Un vecteur de changement de pratiques
Ce serait une erreur de limiter le MaaS à cette seule plateforme technologique. Il doit avant tout être un des bras armés d’une ambition collective pour une mobilité plus durable. Il doit soutenir le transfert modal vers des solutions plus vertueuses en encourageant l’autonomie des utilisateurs, des solutions collectives, partagées et actives, et surtout la direction des auto-solistes vers ces alternatives.
Le MaaS doit donc être considéré par les villes comme un vecteur de changement de pratiques et de mise en œuvre de leur politique de mobilité urbaine. À ce titre, il doit être cohérent avec l’ensemble des orientations politiques en termes d’infrastructure, d’aménagement, et d’investissement. Il est nécessaire d’arbitrer les choix économiques en fonction de leurs répercussions sur la mobilité durable (tarification incitative, subventions publiques). Mais cela ne doit pas se limiter aux transports publics. Le stationnement est un service périphérique à la mobilité dont le coût peut être un réel facteur de démotivation pour l’auto-solo.

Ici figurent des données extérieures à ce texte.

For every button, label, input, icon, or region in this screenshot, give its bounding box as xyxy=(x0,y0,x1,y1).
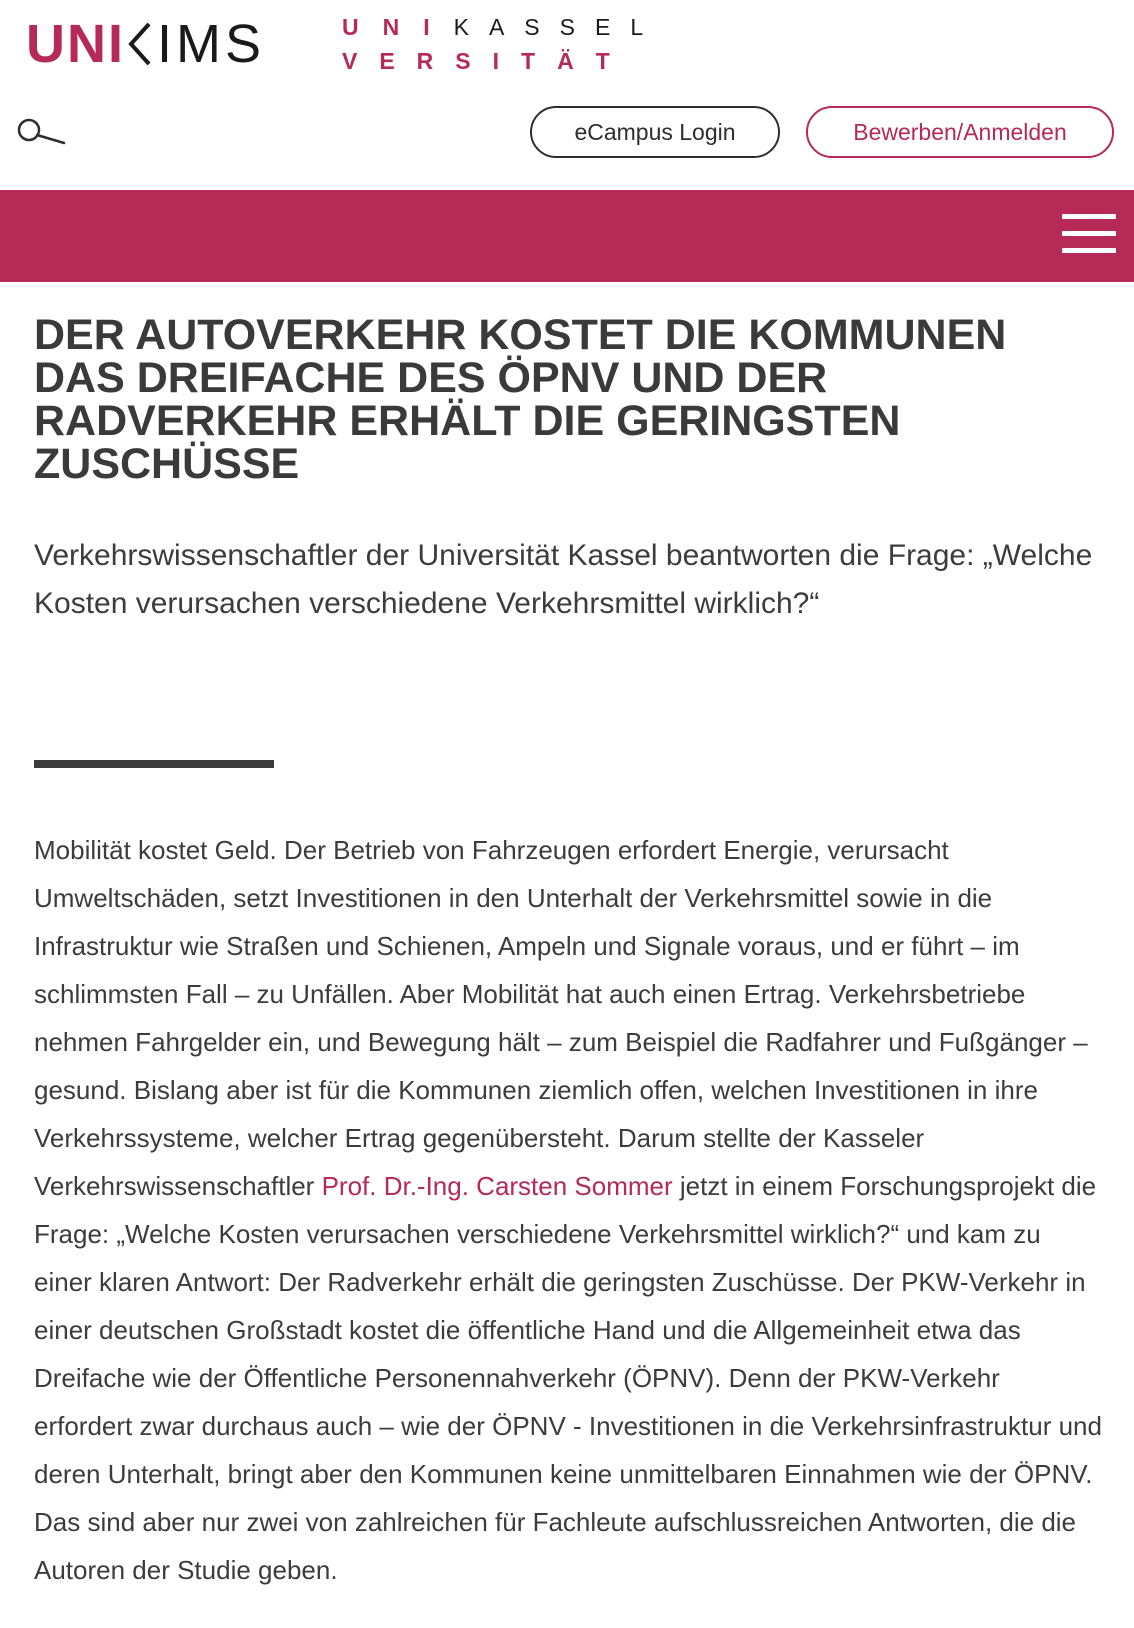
uni-kassel-logo-row2 xyxy=(342,48,632,75)
article-title: DER AUTOVERKEHR KOSTET DIE KOMMUNEN DAS DREIFACHE DES ÖPNV UND DER RADVERKEHR ERHÄLT DIE GERINGSTEN ZUSCHÜSSE xyxy=(34,311,1007,488)
uni-kassel-logo[interactable] xyxy=(342,14,664,74)
hamburger-line xyxy=(1062,214,1116,219)
article-body-part1: Mobilität kostet Geld. Der Betrieb von Fahrzeugen erfordert Energie, verursacht Umweltschäden, setzt Investitionen in den Unterhalt der Verkehrsmittel sowie in die Infrastruktur wie Straßen und Schienen, Ampeln und Signale voraus, und er führt – im schlimmsten Fall – zu Unfällen. Aber Mobilität hat auch einen Ertrag. Verkehrsbetriebe nehmen Fahrgelder ein, und Bewegung hält – zum Beispiel die Radfahrer und Fußgänger – gesund. Bislang aber ist für die Kommunen ziemlich offen, welchen Investitionen in ihre Verkehrssysteme, welcher Ertrag gegenübersteht. Darum stellte der Kasseler Verkehrswissenschaftler xyxy=(34,835,1088,1201)
logo-uni-bold: UNI xyxy=(342,14,454,40)
article-body-part2: jetzt in einem Forschungsprojekt die Frage: „Welche Kosten verursachen verschiedene Verkehrsmittel wirklich?“ und kam zu einer klaren Antwort: Der Radverkehr erhält die geringsten Zuschüsse. Der PKW-Verkehr in einer deutschen Großstadt kostet die öffentliche Hand und die Allgemeinheit etwa das Dreifache wie der Öffentliche Personennahverkehr (ÖPNV). Denn der PKW-Verkehr erfordert zwar durchaus auch – wie der ÖPNV - Investitionen in die Verkehrsinfrastruktur und deren Unterhalt, bringt aber den Kommunen keine unmittelbaren Einnahmen wie der ÖPNV. Das sind aber nur zwei von zahlreichen für Fachleute aufschlussreichen Antworten, die die Autoren der Studie geben. xyxy=(34,1171,1102,1585)
article-subtitle: Verkehrswissenschaftler der Universität Kassel beantworten die Frage: „Welche Kosten verursachen verschiedene Verkehrsmittel wirklich?“ xyxy=(34,539,1093,620)
uni-kassel-logo-row1 xyxy=(342,14,663,41)
search-icon[interactable] xyxy=(16,118,68,148)
logo-uni-text: UNI xyxy=(26,14,125,74)
author-link[interactable]: Prof. Dr.-Ing. Carsten Sommer xyxy=(321,1171,673,1201)
site-header xyxy=(0,0,1134,190)
ecampus-login-button[interactable]: eCampus Login xyxy=(530,106,780,158)
hamburger-menu-icon[interactable] xyxy=(1062,212,1116,256)
divider-rule xyxy=(34,760,274,768)
logo-versitaet: VERSITÄT xyxy=(342,48,632,74)
bewerben-anmelden-button[interactable]: Bewerben/Anmelden xyxy=(806,106,1114,158)
hamburger-line xyxy=(1062,231,1116,236)
article-body xyxy=(34,826,1104,1594)
logo-kassel-thin: KASSEL xyxy=(453,14,664,40)
main-navbar xyxy=(0,190,1134,282)
unikims-logo[interactable] xyxy=(26,14,265,74)
logo-ims-text: IMS xyxy=(157,14,266,74)
hamburger-line xyxy=(1062,248,1116,253)
article-content xyxy=(34,282,1102,1594)
logo-chevron-icon xyxy=(127,21,153,67)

En plus d’encourager les transferts modaux, le MaaS pourrait même favoriser la réduction des déplacements. Par exemple, en valorisant des services de proximité dans la plateforme (commerces locaux, bureaux partagés, etc.), il permettrait de limiter le nombre, la fréquence ou la distance de certains déplacements. Alors le MaaS affirmerait sa contribution pour une mobilité plus durable et pour une ville plus agréable. Il renforcerait son effet sur la réduction de la congestion urbaine, sur la place accordée à l’automobile sur la voie publique et sur les émissions de GES.
Dans un contexte d’instabilité dû à la pandémie de la Covid-19, la mobilité collective et partagée risque de figurer auprès des grands perdants. L’applicabilité des mesures sanitaires et de distanciation physique est complexe et le niveau de confiance des citoyens en est très affecté. Cela nécessite la mise en œuvre de stratégies de gestion opérationnelle de la densité mais aussi d’information et de réassurance des voyageurs. À ce titre, le MaaS peut être considéré comme un média pertinent pour redonner confiance dans les transports collectifs denses et les modes partagés avec des inconnus. Cette plateforme pourrait permettre un suivi efficace de la demande de déplacement et du remplissage en temps réel des services pour inciter à décaler ses horaires ou à adapter ses itinéraires. De même, la plateforme pourrait mettre à disposition une information actualisée des mesures sanitaires mises en œuvre ou des niveaux de propreté des véhicules pour rassurer les utilisateurs.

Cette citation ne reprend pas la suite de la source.